Discovery of the Anti-Tumor Mechanism of Calycosin Against Colorectal Cancer by Using System Pharmacology Approach

BACKGROUND: The aim of our study was to elucidate the biological targets and pharmacological mechanisms for calycosin (CC) against colorectal cancer (CRC) through an approach of system pharmacology. MATERIAL/METHODS: Using a web-based platform, all CRC-causing genes were identified using a database of gene-disease associations (DisGeNET), and all well-known genes of CC identified using the databases of prediction of protein targets of small molecules (Swiss Target Prediction), drug classification, and target prediction (SuperPred). The carefully selected genes of CRC and CC were concurrently constructed by using a database of functional protein association networks (STRING), and use of software for visualizing complex networks (Cytoscape), characterized with production of protein-protein interaction (PPI) network of CC against CRC. The important biological targets of CC against CRC were identified through topological analysis, then the biological processes and molecular pathways of CC against CRC were further revealed for testing these important biotargets by enrichment assays. RESULTS: We found that the key predictive targets of CC against CRC were estrogen receptor 2 (ESR2), ATP-binding cassette sub-family G member 2 (ABCG2), breast cancer type 1 susceptibility protein (BRCA1), estrogen receptor 1 (ESR1), cytochrome p450 19A1 (CYP19A1), and epidermal growth factor receptor (EGFR).

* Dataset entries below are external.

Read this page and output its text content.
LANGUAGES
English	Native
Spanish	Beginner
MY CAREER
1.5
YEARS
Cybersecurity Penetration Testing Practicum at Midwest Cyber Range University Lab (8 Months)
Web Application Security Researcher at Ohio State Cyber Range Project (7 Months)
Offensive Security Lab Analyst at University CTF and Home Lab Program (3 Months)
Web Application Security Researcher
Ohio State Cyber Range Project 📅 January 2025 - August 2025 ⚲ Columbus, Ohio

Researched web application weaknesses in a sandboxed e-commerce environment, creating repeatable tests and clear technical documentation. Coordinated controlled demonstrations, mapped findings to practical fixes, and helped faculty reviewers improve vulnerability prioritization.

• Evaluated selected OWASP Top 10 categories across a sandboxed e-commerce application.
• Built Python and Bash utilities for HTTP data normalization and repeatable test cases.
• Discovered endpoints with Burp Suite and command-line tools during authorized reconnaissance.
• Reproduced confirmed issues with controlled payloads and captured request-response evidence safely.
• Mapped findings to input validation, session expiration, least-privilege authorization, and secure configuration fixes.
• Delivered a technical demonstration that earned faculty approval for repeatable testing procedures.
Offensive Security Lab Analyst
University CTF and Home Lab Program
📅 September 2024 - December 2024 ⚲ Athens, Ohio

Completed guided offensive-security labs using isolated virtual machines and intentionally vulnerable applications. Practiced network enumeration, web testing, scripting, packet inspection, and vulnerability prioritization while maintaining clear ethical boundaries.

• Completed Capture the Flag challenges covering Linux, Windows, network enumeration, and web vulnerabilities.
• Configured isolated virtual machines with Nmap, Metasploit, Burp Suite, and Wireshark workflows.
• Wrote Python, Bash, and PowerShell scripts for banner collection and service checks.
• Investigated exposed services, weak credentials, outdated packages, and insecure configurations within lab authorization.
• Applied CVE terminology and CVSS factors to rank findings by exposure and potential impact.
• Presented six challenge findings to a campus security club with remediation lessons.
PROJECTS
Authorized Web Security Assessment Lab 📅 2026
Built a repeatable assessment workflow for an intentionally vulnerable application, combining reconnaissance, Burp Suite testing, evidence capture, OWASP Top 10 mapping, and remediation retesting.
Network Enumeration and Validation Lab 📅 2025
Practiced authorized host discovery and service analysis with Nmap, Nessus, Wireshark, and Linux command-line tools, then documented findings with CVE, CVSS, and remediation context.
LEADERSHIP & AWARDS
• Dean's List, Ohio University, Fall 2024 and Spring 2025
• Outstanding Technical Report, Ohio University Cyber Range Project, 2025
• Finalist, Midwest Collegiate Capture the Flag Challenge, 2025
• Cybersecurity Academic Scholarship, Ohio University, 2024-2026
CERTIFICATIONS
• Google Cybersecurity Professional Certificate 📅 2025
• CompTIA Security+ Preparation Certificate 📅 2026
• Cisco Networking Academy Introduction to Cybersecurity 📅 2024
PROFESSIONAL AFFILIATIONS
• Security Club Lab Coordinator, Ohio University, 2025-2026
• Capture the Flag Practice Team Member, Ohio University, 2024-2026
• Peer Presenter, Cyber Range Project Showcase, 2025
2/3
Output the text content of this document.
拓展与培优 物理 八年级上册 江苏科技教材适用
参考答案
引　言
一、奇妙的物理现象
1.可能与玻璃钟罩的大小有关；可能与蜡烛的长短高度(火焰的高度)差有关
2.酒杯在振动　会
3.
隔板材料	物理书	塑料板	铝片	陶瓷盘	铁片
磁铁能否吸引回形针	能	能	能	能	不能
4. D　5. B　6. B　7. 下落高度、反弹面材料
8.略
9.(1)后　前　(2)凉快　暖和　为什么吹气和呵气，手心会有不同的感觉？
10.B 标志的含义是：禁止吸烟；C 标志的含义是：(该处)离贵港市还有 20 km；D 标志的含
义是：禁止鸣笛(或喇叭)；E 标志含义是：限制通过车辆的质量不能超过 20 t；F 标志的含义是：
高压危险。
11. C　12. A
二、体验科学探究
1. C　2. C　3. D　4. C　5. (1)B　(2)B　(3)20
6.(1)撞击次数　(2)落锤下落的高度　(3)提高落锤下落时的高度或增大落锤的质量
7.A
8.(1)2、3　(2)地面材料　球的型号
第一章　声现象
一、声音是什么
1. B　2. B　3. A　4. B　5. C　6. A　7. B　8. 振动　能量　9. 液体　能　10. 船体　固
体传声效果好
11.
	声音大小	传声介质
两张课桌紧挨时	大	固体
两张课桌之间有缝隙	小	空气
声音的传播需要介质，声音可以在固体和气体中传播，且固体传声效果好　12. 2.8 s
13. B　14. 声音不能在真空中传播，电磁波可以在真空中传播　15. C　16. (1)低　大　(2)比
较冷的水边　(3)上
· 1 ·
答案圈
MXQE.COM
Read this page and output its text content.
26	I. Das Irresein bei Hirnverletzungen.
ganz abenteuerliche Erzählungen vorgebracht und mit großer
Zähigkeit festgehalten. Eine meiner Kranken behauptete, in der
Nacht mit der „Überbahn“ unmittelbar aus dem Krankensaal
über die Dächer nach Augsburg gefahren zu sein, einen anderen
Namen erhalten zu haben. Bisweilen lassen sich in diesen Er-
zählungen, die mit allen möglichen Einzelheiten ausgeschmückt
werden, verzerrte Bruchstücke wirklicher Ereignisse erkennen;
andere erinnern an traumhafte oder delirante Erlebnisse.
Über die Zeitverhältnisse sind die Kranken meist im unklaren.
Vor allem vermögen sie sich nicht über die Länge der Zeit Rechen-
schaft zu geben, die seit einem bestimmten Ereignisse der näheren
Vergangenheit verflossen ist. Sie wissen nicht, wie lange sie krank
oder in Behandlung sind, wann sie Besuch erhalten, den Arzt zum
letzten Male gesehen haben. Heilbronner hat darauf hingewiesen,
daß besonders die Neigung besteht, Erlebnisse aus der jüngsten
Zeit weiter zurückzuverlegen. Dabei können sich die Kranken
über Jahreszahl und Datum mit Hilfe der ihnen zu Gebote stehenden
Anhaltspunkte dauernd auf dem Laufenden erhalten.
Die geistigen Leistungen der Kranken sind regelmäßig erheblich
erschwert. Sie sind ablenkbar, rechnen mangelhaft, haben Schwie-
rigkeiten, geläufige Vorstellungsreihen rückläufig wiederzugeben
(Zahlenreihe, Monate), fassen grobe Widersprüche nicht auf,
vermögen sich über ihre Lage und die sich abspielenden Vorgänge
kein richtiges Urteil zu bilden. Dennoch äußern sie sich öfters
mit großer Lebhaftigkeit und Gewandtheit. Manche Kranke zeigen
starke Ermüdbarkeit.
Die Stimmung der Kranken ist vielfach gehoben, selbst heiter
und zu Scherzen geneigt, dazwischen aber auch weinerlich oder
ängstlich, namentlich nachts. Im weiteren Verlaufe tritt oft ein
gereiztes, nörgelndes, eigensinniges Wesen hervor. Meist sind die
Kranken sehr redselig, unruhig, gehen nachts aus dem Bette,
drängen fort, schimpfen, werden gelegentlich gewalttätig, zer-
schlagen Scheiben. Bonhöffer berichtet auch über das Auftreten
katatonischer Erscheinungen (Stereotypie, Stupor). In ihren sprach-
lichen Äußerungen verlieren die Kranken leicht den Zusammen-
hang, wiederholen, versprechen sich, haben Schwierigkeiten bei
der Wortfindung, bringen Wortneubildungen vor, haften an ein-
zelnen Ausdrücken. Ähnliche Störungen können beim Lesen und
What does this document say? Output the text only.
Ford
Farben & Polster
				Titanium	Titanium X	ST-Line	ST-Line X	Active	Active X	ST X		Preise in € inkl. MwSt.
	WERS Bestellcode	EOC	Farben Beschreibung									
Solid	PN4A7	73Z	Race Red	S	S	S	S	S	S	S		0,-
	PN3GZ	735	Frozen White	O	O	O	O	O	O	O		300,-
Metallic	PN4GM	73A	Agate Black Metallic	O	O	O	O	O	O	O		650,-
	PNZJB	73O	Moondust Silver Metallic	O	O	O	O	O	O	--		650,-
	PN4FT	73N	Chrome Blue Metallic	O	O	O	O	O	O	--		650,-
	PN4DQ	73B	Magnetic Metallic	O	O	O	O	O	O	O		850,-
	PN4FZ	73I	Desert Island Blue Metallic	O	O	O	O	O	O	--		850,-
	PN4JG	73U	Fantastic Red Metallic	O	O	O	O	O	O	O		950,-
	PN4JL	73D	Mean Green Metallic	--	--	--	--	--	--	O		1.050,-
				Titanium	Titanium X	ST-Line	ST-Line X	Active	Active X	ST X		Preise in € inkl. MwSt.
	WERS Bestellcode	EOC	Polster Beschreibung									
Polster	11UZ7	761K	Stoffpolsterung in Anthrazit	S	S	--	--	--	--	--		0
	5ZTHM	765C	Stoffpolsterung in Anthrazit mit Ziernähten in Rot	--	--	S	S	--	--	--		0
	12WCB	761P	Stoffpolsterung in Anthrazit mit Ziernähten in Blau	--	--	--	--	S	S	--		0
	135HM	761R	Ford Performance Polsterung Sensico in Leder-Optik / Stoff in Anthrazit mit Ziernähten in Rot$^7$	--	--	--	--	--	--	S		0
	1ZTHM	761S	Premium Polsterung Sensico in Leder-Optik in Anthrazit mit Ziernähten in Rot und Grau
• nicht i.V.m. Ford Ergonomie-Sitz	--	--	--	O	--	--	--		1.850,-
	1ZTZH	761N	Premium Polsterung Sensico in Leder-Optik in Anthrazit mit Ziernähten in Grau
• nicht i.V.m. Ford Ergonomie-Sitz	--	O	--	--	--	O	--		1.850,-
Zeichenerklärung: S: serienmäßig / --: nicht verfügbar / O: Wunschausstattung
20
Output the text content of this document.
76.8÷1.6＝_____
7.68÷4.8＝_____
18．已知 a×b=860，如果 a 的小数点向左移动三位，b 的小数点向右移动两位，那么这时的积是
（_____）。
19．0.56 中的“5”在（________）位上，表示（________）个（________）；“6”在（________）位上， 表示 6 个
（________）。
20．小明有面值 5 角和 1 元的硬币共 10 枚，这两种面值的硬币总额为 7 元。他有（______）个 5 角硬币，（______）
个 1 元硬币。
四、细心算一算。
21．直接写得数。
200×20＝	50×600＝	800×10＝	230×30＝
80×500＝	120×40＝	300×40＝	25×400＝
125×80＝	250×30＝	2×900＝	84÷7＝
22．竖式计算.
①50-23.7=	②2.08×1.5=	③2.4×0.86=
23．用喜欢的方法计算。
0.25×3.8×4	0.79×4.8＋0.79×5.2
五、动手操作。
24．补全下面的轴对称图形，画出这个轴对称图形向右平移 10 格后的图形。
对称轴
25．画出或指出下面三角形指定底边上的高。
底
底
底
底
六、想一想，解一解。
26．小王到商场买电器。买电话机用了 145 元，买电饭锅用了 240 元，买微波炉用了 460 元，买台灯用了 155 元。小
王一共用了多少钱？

Visual analysis revealed that the biological processes of CC against CRC were positively linked to hormonal metabolism, regulation of genes, transport, cell communication, and signal transduction. Further, the interrelated molecular pathways were chiefly related to endogenous nuclear estrogen receptor alpha network, forkhead box protein A1 (FOXA1) transcription factor network, activating transcription factor 2 (ATF2) transcription factor network, regulation of telomerase, plasma membrane estrogen receptor signaling, estrogen biosynthesis, androgen receptor, FOXA transcription factor networks, estrogen biosynthesis, and phosphorylation of repair proteins. CONCLUSIONS: Use of system pharmacology revealed the biotargets, biological processes, and pharmacological pathways of CC against CRC. Intriguingly, the identifiable predictive biomolecules are likely potential targets for effectively treating CRC.